There’s a graveyard near my daughter’s school, and occasionally when we drive past, Story will ask if we can go see Granny A’s grave, or why she isn’t buried right here in Maine—a state I am not sure if she ever visited in her lifetime. (She was cremated, and her ashes aren’t really in any one place.) Her Granny A was the first person that Story knew who is now dead. Sometimes, she’s sad about Granny A not being here anymore, and other times she’s incredibly matter-of-fact, such as when she was counting all of the people in our family and, when she got to Granny A, said, “But she’s dead so she doesn’t count anymore.” Once, when my mom tried to convince her that Granny A was now an angel, Story turned to me and whispered, “I don’t believe in angels.” But occasionally she will still ask if we can call Granny A, insisting that, in death, she is now simply a skeleton with a cell phone.
My grandmother sometimes haunts me in small, modern ways: Her emails from years ago about mundane things—typos in my stories, the comings and goings of family, discussions of movies—pop up when I search my inbox. There are times when I long to be able to talk to her on the phone, as I did during the hour-long commute I had for years in LA. I felt it acutely the morning Story came into our room and woke me up by saying, “I want to read more A Wrinkle in Time.”
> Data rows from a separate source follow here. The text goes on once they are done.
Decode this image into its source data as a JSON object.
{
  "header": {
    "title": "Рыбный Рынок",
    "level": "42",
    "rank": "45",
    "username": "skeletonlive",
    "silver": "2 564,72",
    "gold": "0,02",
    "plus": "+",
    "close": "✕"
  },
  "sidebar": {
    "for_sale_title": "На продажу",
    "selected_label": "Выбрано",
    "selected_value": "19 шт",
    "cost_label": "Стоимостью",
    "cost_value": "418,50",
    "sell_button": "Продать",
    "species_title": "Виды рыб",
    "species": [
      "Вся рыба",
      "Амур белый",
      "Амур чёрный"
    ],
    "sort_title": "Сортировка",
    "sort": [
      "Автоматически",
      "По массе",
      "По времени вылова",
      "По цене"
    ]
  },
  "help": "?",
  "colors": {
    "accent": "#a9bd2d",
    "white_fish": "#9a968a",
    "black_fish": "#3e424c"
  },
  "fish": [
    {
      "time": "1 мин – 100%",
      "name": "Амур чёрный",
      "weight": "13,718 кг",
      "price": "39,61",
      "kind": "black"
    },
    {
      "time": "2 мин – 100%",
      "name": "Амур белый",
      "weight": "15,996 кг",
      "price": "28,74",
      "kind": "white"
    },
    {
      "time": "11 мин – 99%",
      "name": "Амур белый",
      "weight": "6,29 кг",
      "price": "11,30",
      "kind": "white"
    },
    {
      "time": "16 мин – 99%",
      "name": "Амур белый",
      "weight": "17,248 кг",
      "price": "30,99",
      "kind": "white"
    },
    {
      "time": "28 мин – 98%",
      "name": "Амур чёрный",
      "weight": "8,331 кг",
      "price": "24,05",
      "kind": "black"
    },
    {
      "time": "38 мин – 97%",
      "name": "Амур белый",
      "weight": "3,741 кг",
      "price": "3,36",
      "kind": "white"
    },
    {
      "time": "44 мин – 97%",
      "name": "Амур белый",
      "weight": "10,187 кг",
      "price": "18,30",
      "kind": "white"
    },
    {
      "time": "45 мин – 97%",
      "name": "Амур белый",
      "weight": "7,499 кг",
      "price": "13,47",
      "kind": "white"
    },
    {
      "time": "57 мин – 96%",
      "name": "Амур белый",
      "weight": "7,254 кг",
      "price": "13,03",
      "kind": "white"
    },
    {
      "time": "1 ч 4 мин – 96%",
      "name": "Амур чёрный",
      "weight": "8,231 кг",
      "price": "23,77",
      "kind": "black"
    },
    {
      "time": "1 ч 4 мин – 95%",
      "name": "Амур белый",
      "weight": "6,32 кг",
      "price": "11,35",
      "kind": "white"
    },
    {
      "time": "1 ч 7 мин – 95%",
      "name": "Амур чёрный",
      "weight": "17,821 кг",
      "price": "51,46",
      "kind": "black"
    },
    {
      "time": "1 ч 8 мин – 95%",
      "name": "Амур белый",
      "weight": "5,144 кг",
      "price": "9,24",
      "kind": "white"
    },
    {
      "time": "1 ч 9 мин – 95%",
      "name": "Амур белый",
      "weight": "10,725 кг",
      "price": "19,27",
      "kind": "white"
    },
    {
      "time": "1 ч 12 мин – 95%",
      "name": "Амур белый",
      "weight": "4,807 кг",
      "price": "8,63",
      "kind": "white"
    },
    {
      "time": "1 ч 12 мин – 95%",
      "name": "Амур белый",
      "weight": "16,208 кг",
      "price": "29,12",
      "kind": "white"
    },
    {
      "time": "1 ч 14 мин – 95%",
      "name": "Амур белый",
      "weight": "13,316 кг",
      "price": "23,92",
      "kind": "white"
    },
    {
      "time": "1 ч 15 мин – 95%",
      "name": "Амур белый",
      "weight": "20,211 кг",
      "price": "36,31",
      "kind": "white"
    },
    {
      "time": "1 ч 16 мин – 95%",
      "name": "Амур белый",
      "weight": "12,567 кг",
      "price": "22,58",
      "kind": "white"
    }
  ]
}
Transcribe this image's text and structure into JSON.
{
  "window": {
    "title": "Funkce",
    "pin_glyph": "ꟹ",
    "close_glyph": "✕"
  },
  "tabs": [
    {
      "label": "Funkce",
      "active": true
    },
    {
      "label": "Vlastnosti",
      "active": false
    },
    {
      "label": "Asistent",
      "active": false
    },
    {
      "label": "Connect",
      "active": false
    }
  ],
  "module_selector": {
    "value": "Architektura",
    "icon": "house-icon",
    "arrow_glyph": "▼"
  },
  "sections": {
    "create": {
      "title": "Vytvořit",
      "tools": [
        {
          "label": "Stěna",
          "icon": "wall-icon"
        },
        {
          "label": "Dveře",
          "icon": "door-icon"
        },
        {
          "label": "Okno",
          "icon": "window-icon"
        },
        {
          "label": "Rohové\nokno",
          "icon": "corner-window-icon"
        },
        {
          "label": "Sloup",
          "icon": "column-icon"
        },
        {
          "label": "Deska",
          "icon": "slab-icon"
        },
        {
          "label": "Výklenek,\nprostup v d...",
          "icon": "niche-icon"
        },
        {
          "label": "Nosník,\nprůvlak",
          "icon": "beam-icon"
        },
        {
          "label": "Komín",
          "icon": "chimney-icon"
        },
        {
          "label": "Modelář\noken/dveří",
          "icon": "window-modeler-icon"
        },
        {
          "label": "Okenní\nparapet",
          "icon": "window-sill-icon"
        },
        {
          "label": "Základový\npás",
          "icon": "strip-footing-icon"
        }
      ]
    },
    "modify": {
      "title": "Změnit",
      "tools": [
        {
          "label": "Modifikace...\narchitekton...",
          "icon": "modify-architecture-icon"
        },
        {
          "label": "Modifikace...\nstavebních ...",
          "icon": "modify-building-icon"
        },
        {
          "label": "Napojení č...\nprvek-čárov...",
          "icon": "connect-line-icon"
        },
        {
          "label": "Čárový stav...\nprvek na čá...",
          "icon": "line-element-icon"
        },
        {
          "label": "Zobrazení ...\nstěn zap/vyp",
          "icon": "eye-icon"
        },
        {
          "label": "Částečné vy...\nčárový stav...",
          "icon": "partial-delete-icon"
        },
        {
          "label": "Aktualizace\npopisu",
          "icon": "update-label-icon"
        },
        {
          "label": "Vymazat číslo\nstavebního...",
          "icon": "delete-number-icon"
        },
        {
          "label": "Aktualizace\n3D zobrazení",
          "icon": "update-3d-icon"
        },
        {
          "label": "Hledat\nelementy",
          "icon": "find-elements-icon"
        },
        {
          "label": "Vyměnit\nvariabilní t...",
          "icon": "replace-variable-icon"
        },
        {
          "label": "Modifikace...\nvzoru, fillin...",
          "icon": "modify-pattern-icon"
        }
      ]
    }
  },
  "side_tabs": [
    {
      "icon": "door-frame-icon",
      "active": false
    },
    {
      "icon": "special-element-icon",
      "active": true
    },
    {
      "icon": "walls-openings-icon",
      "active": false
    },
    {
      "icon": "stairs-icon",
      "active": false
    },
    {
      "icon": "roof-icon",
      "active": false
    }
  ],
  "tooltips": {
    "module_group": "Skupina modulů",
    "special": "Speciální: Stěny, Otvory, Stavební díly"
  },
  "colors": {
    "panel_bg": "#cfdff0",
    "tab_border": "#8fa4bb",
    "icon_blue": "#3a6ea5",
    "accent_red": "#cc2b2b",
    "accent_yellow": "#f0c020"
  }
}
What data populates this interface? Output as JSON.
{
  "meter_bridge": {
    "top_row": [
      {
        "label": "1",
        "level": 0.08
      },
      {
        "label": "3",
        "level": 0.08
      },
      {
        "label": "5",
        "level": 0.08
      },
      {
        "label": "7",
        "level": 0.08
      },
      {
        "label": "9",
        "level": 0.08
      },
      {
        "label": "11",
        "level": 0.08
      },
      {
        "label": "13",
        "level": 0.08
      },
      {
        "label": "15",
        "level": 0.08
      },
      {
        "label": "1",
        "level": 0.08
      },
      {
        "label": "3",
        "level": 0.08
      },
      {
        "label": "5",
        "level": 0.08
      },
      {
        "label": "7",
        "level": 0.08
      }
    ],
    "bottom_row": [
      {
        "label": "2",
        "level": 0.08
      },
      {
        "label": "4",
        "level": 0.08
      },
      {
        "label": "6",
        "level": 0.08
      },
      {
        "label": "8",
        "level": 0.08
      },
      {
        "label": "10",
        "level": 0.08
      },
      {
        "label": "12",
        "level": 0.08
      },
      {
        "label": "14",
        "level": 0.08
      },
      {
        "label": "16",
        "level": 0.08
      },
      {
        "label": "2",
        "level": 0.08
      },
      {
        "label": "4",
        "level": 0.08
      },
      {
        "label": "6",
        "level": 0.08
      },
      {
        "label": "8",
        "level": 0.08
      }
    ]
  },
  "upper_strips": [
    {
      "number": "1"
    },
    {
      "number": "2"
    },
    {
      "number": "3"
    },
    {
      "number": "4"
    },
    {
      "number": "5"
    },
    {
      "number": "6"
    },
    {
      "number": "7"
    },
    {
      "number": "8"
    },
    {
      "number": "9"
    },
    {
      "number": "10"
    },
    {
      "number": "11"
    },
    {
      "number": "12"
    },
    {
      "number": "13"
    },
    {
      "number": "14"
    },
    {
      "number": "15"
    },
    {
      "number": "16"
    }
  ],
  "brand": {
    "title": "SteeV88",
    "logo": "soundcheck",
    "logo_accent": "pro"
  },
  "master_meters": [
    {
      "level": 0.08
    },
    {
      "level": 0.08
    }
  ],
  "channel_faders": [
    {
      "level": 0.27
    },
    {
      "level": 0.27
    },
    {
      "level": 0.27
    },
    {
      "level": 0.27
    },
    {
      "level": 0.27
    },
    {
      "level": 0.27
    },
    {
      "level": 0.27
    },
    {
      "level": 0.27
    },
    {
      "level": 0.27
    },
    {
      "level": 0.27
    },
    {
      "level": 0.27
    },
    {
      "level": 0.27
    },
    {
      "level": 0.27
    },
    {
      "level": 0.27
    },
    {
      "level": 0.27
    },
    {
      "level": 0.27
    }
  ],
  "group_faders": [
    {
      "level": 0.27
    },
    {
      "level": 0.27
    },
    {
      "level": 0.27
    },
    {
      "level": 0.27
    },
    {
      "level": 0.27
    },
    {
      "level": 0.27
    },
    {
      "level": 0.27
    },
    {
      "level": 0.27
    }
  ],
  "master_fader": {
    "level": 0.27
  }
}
I couldn’t call Granny A, of course, but reading the book made me feel as close to her as I have since she passed. In the book, long before Meg and Calvin and Charles Wallace and Mr. Wallace tesser back into the twins’ broccoli patch, mere minutes after they left earth, Mrs. Who explains that you can tesser through time as well as space. Crossing the universe IRL may be a tall order, but the deceptively simple act of reading can function like a time tesser, pulling you back to the people who first read a book to you, whom you bonded with over it—even to the person who pulled it out of the slush pile. Just as touching the fore edge of that dictionary was a way for Granny A to touch her mother’s hand decades after her death, reading these words to Story—words that are wrapped up in our family and in our friendship and in the love of books that Granny A influenced when I was young and that we shared when I was grown—feels like a way of wrinkling back through time to be with her again.
As I was reading to Story that morning and found my voice catching, I realized that, like her mom’s dictionary, the book is itself a means of being with Granny A, of pulling two points on the line of time toward each other—one before her death, one after—and creating a wrinkle where they briefly touch one another.